A couple of plants came back with us, a palm and a purple leafed thing growing along a roadside. Both were uprooted with an oops movement of my wrist, and wrapped in a damp bathing suit for the plane trip home. Amazing how shallow some roots are, how easily plants are plucked.

And now, back to here.

Last year, I do believe, I announced would be the perfect spring. When everything would manage to flower at once and remain for weeks in full bloom. This did not happen. A late frost did it in, destroying a season’s worth of hydrangeas for most of us, and nipping in the bud whatever was in bud.

A disaster.

Ah, but this year is something different. We are now well past the last frost date for DC, and the variety of blossoms is fabulous to see, lingering weeks longer than usual even as the roses and other May flowers get set to frolic.

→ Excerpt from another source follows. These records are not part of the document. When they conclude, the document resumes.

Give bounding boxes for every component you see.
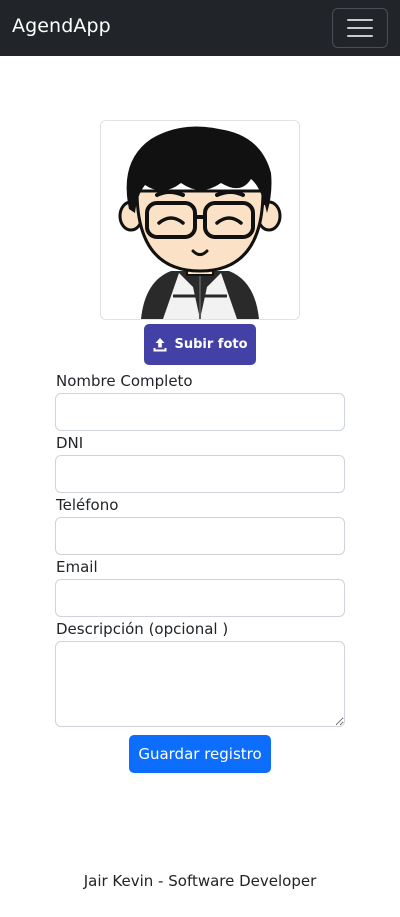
upload-icon [153,337,167,351]
avatar-illustration [118,126,282,319]
profile-photo [100,120,300,320]
navbar-toggle-button[interactable] [332,8,388,48]
descripcion-textarea[interactable] [55,641,345,727]
nombre-completo-input[interactable] [55,393,345,431]
hamburger-menu-icon [347,19,373,37]
navbar: AgendApp [0,0,400,56]
footer-credit: Jair Kevin - Software Developer [83,872,317,890]
field-label-dni: DNI [56,434,84,452]
email-input[interactable] [55,579,345,617]
upload-photo-label: Subir foto [174,337,248,352]
field-label-descripcion: Descripción (opcional ) [56,620,229,638]
field-label-email: Email [56,558,98,576]
dni-input[interactable] [55,455,345,493]
save-record-button[interactable]: Guardar registro [129,735,271,773]
upload-photo-button[interactable]: Subir foto [144,324,256,365]
field-label-telefono: Teléfono [56,496,119,514]
telefono-input[interactable] [55,517,345,555]
field-label-nombre: Nombre Completo [56,372,193,390]
brand-title[interactable]: AgendApp [12,15,111,37]
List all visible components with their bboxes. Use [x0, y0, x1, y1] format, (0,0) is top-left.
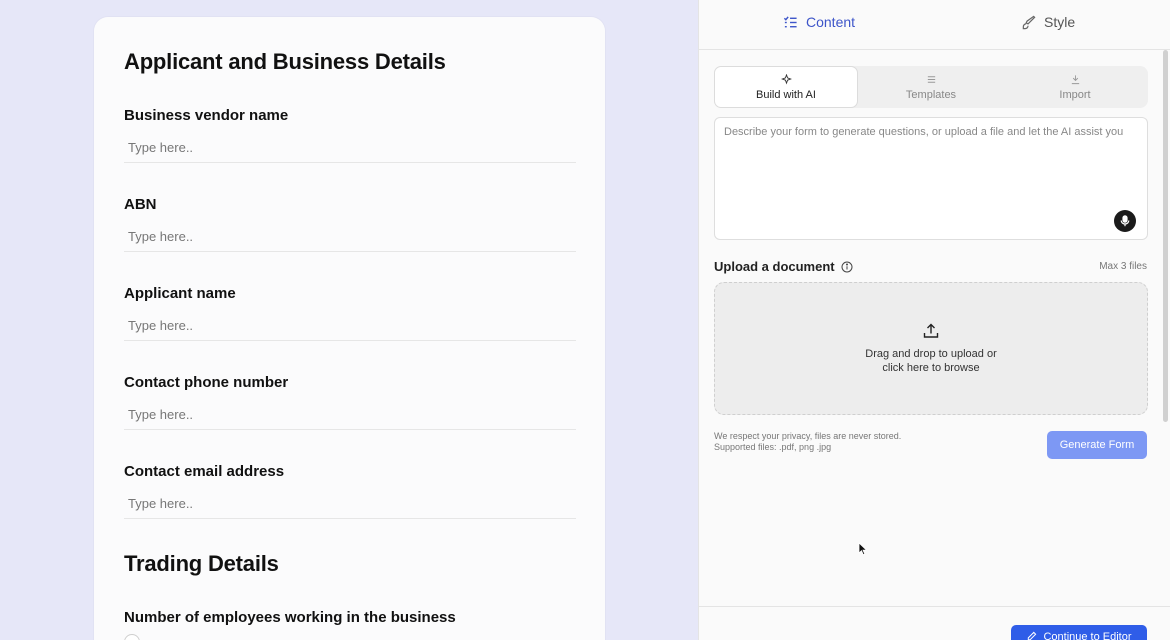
contact-phone-input[interactable]	[124, 400, 576, 430]
question-label-business-vendor: Business vendor name	[124, 107, 289, 124]
continue-to-editor-button[interactable]: Continue to Editor	[1011, 625, 1147, 640]
download-icon	[1071, 74, 1079, 84]
panel-tab-bar: Content Style	[699, 0, 1170, 50]
contact-email-input[interactable]	[124, 489, 576, 519]
list-check-icon	[783, 15, 797, 27]
max-files-note: Max 3 files	[1099, 261, 1147, 272]
privacy-note-line-1: We respect your privacy, files are never…	[714, 431, 902, 441]
tab-build-with-ai-label: Build with AI	[756, 88, 816, 101]
tab-content-label: Content	[806, 14, 856, 30]
upload-document-text: Upload a document	[714, 259, 835, 274]
upload-document-label: Upload a document	[714, 259, 853, 274]
tab-style-label: Style	[1044, 14, 1076, 30]
question-label-applicant-name: Applicant name	[124, 285, 236, 302]
tab-templates-label: Templates	[905, 88, 957, 101]
supported-files-note: Supported files: .pdf, png .jpg	[714, 442, 832, 453]
question-label-abn: ABN	[124, 196, 157, 213]
sparkle-icon	[780, 73, 792, 85]
info-icon[interactable]	[841, 261, 853, 273]
continue-to-editor-label: Continue to Editor	[1043, 631, 1132, 640]
section-title-applicant: Applicant and Business Details	[124, 49, 446, 74]
dropzone-line-1: Drag and drop to upload or	[865, 347, 997, 360]
dropzone-line-2: click here to browse	[882, 361, 980, 374]
tab-templates[interactable]: Templates	[859, 66, 1003, 108]
menu-icon	[927, 75, 935, 83]
tab-content[interactable]: Content	[783, 14, 855, 30]
microphone-icon	[1120, 215, 1130, 227]
privacy-note: We respect your privacy, files are never…	[714, 431, 901, 454]
panel-footer: Continue to Editor	[699, 606, 1170, 640]
tab-import[interactable]: Import	[1003, 66, 1147, 108]
tab-import-label: Import	[1059, 88, 1091, 101]
generate-form-button[interactable]: Generate Form	[1047, 431, 1147, 459]
applicant-name-input[interactable]	[124, 311, 576, 341]
abn-input[interactable]	[124, 222, 576, 252]
panel-scrollbar[interactable]	[1163, 50, 1168, 422]
business-vendor-name-input[interactable]	[124, 133, 576, 163]
question-label-contact-phone: Contact phone number	[124, 374, 289, 391]
ai-prompt-input[interactable]	[714, 117, 1148, 240]
mouse-cursor-icon	[858, 542, 868, 556]
brush-icon	[1022, 15, 1036, 29]
tab-style[interactable]: Style	[1021, 14, 1075, 30]
microphone-button[interactable]	[1114, 210, 1136, 232]
upload-icon	[923, 323, 939, 338]
tab-build-with-ai[interactable]: Build with AI	[714, 66, 858, 108]
question-label-contact-email: Contact email address	[124, 463, 285, 480]
source-segmented-control: Build with AI Templates Import	[714, 66, 1148, 108]
file-dropzone[interactable]: Drag and drop to upload or click here to…	[714, 282, 1148, 415]
question-label-employees: Number of employees working in the busin…	[124, 609, 456, 626]
form-preview-card: Applicant and Business Details Business …	[94, 17, 605, 640]
builder-panel: Content Style Build with AI Templates Im…	[698, 0, 1170, 640]
edit-icon	[1028, 631, 1037, 640]
section-title-trading: Trading Details	[124, 551, 279, 576]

It’s quite a show out there. Go forth and enjoy. They’re threatening summer temperatures in a few days, and spring will be kaput.

—Stephanie Cavanaugh

LittleBird “Stephanie Gardens” shares her horticultural aperçus with us every Thursday.

 



One thought on “Green Acre # 100: Spring Is Bustin’ Out All Over

  1. Jean Gordon says:

    I was just about to ask you about the plants you kidnapped (wrapped in a wet bathing suit) on your exit from your favorite vacation spot and whalla its all in your new article…loved it!!
    thanks …..keep writing Stephanie.